I hope what I learned from my harrowing experience will help other families avoid some of the same mistakes I made. In addition to the tips above, here are a few more of my key takeaways:

  • I hadn't realized that Mom's changing care needs required careful research. I simply assumed that since the first facility was a good fit for a short-term rehab stay, it would also be an excellent place for Mom to reside permanently. Sadly, this was not the case. Different care types and levels, even within the same building or campus can vary widely. Learn about what kind of care your loved one needs and don’t skimp on the research.
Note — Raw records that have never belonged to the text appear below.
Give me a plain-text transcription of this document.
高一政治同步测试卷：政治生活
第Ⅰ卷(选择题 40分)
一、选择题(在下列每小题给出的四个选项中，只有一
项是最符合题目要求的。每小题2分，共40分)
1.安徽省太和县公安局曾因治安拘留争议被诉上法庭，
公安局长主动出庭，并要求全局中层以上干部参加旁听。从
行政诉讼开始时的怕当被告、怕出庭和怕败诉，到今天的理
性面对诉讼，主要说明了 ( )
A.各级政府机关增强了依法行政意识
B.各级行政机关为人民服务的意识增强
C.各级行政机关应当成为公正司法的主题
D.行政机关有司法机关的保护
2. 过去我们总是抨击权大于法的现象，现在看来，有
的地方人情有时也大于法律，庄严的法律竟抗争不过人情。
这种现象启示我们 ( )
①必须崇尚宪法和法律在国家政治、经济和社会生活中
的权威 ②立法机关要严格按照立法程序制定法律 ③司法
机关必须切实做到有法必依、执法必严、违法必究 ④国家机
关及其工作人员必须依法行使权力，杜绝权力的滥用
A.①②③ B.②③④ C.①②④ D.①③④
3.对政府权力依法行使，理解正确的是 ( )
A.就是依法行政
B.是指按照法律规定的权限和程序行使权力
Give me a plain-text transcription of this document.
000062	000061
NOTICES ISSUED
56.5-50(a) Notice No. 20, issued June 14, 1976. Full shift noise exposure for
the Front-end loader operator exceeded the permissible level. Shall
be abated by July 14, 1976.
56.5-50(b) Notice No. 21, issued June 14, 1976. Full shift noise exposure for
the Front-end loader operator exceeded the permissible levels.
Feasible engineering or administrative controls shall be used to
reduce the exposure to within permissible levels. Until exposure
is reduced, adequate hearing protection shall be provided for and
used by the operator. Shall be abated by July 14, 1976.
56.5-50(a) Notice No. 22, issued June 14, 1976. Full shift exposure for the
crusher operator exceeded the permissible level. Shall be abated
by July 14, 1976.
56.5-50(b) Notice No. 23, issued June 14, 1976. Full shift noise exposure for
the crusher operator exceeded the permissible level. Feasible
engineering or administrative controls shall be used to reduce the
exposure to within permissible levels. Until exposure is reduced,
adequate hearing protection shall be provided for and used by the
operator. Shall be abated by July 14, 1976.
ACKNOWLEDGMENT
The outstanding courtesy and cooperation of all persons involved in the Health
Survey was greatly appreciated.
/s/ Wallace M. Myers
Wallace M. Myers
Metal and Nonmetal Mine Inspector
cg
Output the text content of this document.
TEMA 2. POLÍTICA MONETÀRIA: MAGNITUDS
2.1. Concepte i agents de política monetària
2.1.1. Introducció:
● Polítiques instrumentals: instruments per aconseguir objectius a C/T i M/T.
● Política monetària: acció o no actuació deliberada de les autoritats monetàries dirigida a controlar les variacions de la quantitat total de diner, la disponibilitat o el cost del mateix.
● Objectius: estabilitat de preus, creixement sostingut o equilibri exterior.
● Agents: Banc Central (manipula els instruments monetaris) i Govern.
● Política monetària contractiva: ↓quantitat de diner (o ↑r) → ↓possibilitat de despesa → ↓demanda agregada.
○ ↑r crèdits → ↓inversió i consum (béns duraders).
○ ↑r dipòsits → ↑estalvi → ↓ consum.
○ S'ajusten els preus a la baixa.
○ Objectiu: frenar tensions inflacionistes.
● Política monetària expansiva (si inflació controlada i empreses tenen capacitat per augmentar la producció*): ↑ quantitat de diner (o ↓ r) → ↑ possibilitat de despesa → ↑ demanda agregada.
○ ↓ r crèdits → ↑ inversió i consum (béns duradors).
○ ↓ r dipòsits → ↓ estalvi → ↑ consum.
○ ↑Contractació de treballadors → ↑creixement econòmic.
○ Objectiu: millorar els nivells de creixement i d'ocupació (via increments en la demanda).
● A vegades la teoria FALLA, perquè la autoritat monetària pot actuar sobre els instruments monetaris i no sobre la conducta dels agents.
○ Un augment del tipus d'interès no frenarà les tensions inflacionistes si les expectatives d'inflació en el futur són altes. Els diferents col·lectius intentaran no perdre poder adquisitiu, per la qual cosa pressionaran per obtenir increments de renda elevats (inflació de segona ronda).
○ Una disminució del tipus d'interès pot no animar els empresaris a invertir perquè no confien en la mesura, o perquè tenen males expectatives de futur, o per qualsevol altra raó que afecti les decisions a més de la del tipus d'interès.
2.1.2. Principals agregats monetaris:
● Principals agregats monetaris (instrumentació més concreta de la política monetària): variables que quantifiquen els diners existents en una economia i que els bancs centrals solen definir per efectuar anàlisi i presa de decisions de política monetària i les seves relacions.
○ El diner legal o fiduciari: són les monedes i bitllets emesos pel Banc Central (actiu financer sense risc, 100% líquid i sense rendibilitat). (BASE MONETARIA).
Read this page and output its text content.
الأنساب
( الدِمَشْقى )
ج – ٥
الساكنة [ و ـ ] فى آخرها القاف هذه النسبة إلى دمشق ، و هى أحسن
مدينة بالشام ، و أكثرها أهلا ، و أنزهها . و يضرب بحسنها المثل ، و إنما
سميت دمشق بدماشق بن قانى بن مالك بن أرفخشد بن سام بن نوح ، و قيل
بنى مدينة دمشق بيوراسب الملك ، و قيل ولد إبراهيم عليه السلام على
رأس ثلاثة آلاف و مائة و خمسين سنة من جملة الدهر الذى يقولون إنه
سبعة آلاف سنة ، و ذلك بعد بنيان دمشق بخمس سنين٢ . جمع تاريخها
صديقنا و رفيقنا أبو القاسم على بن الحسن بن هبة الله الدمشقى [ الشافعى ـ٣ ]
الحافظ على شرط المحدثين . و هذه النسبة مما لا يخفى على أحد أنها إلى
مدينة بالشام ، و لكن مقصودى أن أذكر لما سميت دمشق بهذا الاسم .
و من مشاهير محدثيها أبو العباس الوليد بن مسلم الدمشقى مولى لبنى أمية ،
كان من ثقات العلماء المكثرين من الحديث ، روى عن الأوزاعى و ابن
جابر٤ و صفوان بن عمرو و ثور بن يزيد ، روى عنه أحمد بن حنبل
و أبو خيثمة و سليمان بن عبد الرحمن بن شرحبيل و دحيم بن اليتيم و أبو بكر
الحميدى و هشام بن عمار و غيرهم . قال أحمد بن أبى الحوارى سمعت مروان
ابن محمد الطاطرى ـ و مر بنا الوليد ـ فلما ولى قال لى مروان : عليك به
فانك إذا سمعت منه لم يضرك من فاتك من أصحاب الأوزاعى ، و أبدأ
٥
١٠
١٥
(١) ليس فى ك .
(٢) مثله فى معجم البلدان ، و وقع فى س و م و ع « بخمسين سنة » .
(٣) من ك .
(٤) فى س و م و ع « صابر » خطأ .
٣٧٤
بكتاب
  • I focused so much on the notoriously difficult process of applying for Medicaid and other financial aspects of caregiving that I failed to see the other warning signs that were right in front of me. Yes, figuring out how your loved one is going to pay for long-term care is very important, but try your best not to get distracted from what matters most: your loved one’s basic health and safety.
  • I should have started to ask questions after the second trip to the hospital instead of waiting for those pictures from the ER staff to surface and spur me to action. If you ever suspect neglect or abuse in a long-term care facility, make sure you know what steps to take and act quickly. Don’t hesitate to speak with the director of nursing or contact your state long-term care ombudsman program for assistance advocating for quality care for your loved one.

The time you spend conducting research and monitoring your loved one's care will be well worth their wellbeing as well as your added peace of mind.